Absolute configuration modulation attenuated total reflection IR spectroscopy: An in situ method for probing chiral recognition in liquid chromatography

摘要

A method to selectively probe the different adsorption of enantiomers at chiral solid-liquid interfaces is applied, which combines attenuated total reflection infrared spectroscopy and modulation spectroscopy. The spectral changes on the surface are followed while the absolute configuration of the adsorbate is changed periodically. Demodulated spectra are calculated by performing a subsequent digital phase-sensitive data analysis. The method is sensitive solely to the difference of the interaction of the two enantiomers with the chiral surface, and the small spectral changes are amplified by the phase-sensitive data analysis. Its potential is demonstrated by investigating an already well-studied system in liquid chromatography, namely, the enantiomer separation of N-3,5-dinitrobenzoyl-(R,S)-leucine (DNB-(R,S)-Leu) using tert-butylcarbamoyl quinine (tBuCQN) as the chiral selector immobilized on the surface of porous silica particles.

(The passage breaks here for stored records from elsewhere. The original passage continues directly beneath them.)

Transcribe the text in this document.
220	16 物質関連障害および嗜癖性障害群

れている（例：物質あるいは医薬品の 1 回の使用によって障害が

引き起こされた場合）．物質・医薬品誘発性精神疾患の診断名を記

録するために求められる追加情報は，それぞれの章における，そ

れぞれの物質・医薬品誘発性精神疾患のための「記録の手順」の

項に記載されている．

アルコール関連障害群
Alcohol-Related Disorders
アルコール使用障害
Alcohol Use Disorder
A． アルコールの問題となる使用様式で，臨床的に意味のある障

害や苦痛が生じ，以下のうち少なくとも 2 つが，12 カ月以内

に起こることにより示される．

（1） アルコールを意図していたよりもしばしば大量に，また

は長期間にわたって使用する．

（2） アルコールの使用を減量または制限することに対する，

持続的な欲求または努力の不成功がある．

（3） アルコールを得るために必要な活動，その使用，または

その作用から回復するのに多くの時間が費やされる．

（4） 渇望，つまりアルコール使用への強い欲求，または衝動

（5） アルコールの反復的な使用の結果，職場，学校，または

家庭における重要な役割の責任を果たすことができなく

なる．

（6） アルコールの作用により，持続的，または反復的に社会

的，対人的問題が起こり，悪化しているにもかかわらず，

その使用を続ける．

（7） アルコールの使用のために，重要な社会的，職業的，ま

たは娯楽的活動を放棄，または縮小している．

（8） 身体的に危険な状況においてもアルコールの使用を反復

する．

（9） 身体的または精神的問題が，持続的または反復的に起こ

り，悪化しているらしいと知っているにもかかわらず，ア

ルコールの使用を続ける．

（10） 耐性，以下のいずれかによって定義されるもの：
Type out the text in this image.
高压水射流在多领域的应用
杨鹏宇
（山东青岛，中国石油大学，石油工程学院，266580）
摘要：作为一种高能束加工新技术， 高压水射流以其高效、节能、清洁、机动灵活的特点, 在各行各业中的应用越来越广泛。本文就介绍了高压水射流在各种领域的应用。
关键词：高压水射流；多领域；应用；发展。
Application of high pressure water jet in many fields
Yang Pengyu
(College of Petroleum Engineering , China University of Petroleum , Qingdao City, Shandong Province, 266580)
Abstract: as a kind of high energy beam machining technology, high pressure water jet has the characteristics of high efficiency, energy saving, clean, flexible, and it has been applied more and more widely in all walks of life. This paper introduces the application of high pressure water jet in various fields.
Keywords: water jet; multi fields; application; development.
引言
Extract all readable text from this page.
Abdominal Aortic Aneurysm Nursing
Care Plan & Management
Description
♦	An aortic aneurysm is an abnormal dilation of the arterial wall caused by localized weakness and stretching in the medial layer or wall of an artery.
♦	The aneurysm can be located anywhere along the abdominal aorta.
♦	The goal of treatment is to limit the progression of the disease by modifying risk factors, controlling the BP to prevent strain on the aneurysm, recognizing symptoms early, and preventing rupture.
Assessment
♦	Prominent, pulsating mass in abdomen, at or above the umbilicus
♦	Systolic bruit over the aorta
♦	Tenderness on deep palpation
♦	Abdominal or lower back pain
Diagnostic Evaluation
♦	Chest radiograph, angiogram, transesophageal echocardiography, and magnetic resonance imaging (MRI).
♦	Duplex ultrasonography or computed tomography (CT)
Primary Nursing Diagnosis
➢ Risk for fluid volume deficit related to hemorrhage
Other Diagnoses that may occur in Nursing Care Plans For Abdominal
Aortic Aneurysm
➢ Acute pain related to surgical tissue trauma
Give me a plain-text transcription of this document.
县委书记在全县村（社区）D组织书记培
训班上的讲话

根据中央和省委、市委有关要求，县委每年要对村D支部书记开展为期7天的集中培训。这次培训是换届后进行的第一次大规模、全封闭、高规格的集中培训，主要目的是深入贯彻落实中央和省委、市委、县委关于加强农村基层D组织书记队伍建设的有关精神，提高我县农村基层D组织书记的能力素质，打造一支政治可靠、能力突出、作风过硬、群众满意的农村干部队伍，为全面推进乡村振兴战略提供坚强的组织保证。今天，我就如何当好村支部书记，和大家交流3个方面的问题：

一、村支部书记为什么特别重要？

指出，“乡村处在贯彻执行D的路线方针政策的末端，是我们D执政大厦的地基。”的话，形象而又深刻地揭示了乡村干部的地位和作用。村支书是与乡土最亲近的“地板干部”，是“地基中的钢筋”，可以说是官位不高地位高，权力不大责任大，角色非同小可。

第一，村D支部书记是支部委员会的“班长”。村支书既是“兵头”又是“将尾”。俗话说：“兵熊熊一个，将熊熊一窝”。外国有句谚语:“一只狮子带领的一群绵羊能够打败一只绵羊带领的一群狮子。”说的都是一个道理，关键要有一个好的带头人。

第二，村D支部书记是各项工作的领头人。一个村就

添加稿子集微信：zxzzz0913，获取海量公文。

The performed experiments and density functional theory calculations confirm an interaction model that was proposed earlier based on solution NAIR and XRD in the solid state. It emerges that the ionic interaction is the strongest one, but the main reason for the potential for enantioseparation of the chiral stationary phase (CSP) is the distinct formation of a hydrogen bond of the (S)enantiomer with the chiral selector. This H-bond is established between the amide N-H of DNB-(S)-Leu with the carbamate C=O of the CSP, The (R)-enantiomer instead shows no specific hydrogen bonds. Only the unspecific ionic bonding between the protonated quinine part of the tBuCQN and the carboxylate of the DNB-(R)-Leu (holds also for DNB-(S)-Leu) is observed.